The bioavailability of a pharmaceutical form refers to the extent of absorption of the active ingredient. Two dosage forms are considered bioequivalent when there are no significant differences in terms of their bioavailability. In our study, no significant differences in the plasma concentrations were found between the test and reference formulations of rivastigmine at any time points (P > .05). Furthermore, the statistical comparison of Cmax, AUC0-t, and AUC0-∞ also indicated no significant difference between the 2 formulations of rivastigmine 6 mg. The 90% CIs for the mean ratio test (T)/reference (R) Cmax, AUC0-t, and AUC0-∞ of log-transformed variables were also within the European guidelines for bioequivalence range (80%-125%), thereby suggesting that the 2 formulations were equivalent in their extent of absorption.

Adverse events observed during the study with rivastigmine were generally those expected from an AChE inhibitor. They were usually mild to moderate, of short duration, and usually resolved spontaneously. Adverse events were more frequently reported in clinical studies related to dose-titration phase of rivastigmine development, particularly in patients eligible to receive higher dosages (12 mg/d) of the drug. 18 In phase 2 trials, rivastigmine was given either before or after food, whereas in phase 2/3 trials the drug was given after food. 19 The tolerability of higher dosages was improved by administration of the drug after food and introduction of antiemetics to the treatment regimen. In our study, both the formulations of rivastigmine were well tolerated with mild and moderate adverse events. The occurrence of adverse events were comparable between the test and reference formulation suggesting that the test formulation has a similar safety profile as the reference drug.

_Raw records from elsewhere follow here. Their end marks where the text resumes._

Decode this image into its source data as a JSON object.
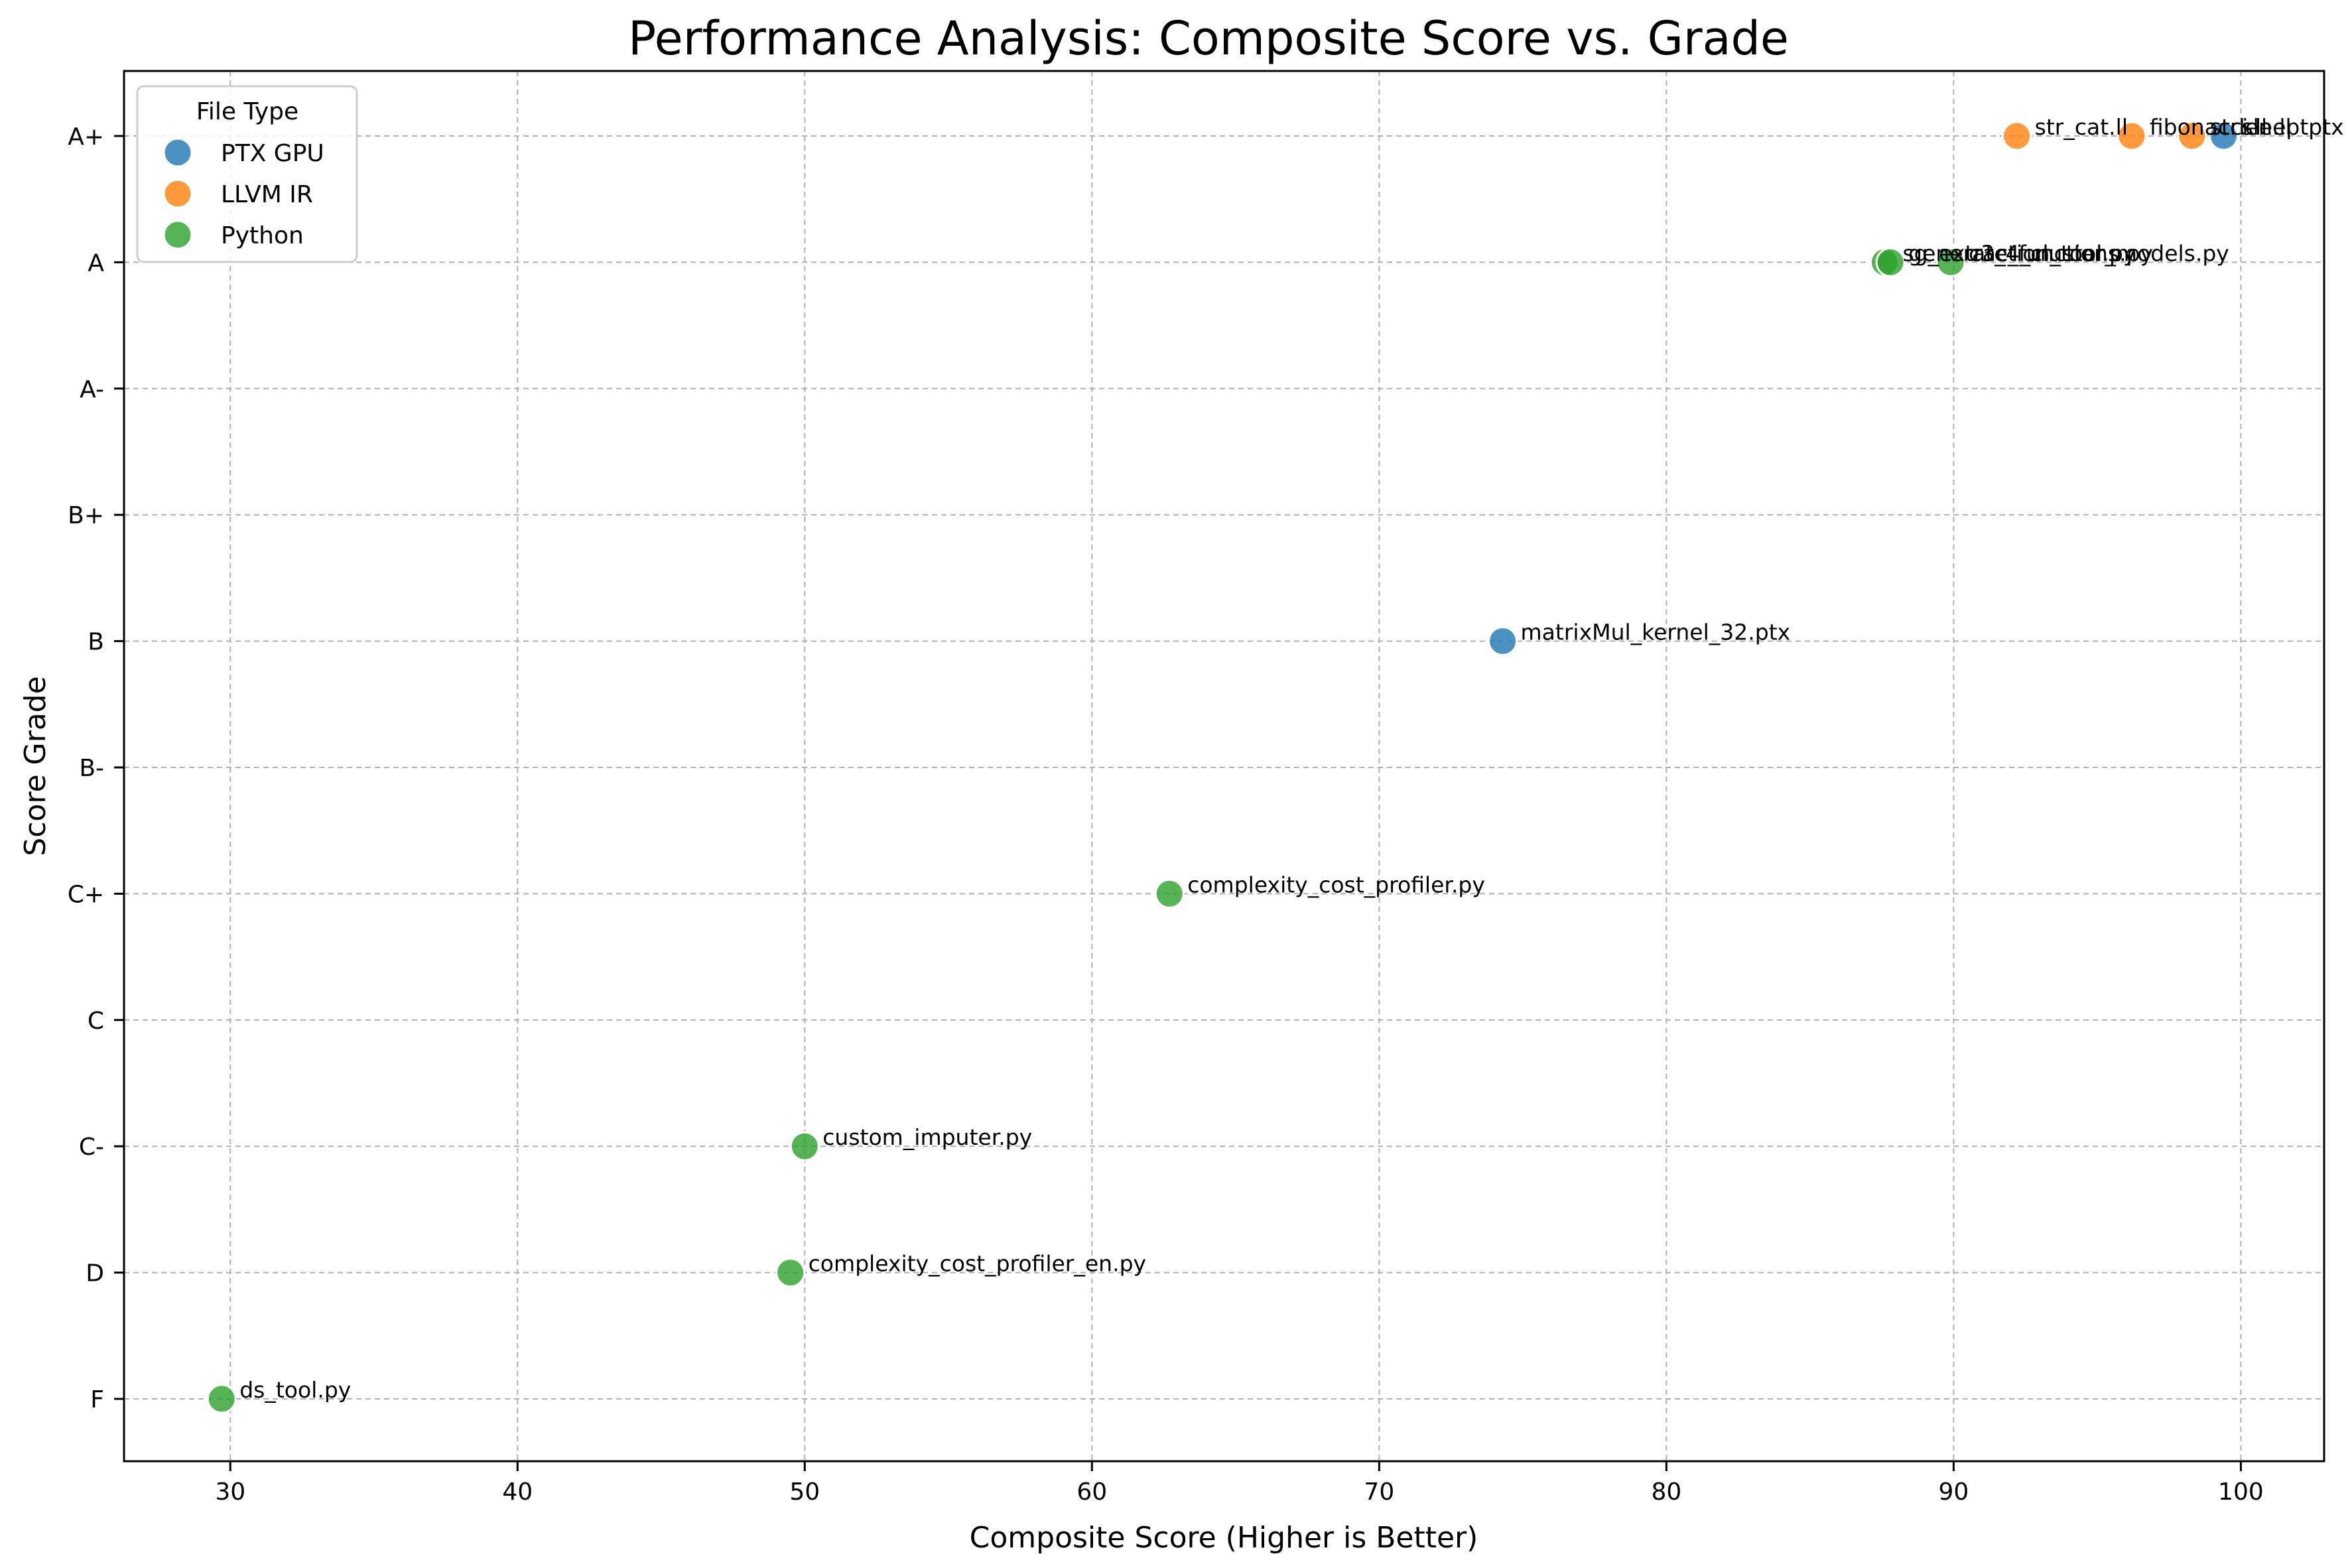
{
  "chart_data": {
    "type": "scatter",
    "title": "Performance Analysis: Composite Score vs. Grade",
    "xlabel": "Composite Score (Higher is Better)",
    "ylabel": "Score Grade",
    "xlim": [
      26.3,
      102.9
    ],
    "xticks": [
      30,
      40,
      50,
      60,
      70,
      80,
      90,
      100
    ],
    "grades": [
      "F",
      "D",
      "C-",
      "C",
      "C+",
      "B-",
      "B",
      "B+",
      "A-",
      "A",
      "A+"
    ],
    "grid": true,
    "legend": {
      "title": "File Type",
      "placement": "top-left"
    },
    "series": [
      {
        "name": "PTX GPU",
        "color": "#1f77b4",
        "points": [
          {
            "label": "matrixMul_kernel_32.ptx",
            "x": 74.3,
            "y": "B"
          },
          {
            "label": "sleeptptx",
            "x": 99.4,
            "y": "A+"
          }
        ]
      },
      {
        "name": "LLVM IR",
        "color": "#ff7f0e",
        "points": [
          {
            "label": "str_cat.ll",
            "x": 92.2,
            "y": "A+"
          },
          {
            "label": "fibonacci.ll",
            "x": 96.2,
            "y": "A+"
          },
          {
            "label": "strlen.ll",
            "x": 98.3,
            "y": "A+"
          }
        ]
      },
      {
        "name": "Python",
        "color": "#2ca02c",
        "points": [
          {
            "label": "sg_extraction_tool.py",
            "x": 87.6,
            "y": "A"
          },
          {
            "label": "generate_functions.py",
            "x": 87.8,
            "y": "A"
          },
          {
            "label": "c3_4_cluster_models.py",
            "x": 89.9,
            "y": "A"
          },
          {
            "label": "complexity_cost_profiler.py",
            "x": 62.7,
            "y": "C+"
          },
          {
            "label": "custom_imputer.py",
            "x": 50.0,
            "y": "C-"
          },
          {
            "label": "complexity_cost_profiler_en.py",
            "x": 49.5,
            "y": "D"
          },
          {
            "label": "ds_tool.py",
            "x": 29.7,
            "y": "F"
          }
        ]
      }
    ]
  }
}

During the study, a few comedications were used which were not planned in the study protocol. However, these comedications did not interfere with the measurements of rivastigmine in plasma (in-house study data on file). Therefore, the administration of these comedications was not considered to have altered the validity of the study.

Conclusion

The 90% CIs of the geometric mean ratio of log-transformed Cmax, AUC0-t, and AUC0-∞ for the test and reference formulations of rivastigmine were within the acceptance range of 80% to 125% specified by EMA. Based on the PK and statistical results of this study, the rivastigmine capsule 6 mg test formulation is bioequivalent to the reference formulation, both in terms of rate and extent of absorption. Thus, the test formulation can be considered interchangeable in clinical practice.

Acknowledgments

The authors thank all volunteers for participating in the study. The authors thank Sitec Labs Pvt Limited and their personnel for their support in conducting the study.

Footnotes

The authors declared the following potential conflicts of interest with respect to the research, authorship, and/or publication of this article: All authors are employees of Cipla Limited, India.

Funding: The authors disclosed receipt of the following financial support for the research, authorship, and/or publication of this article: This study was sponsored by Cipla Limited, India.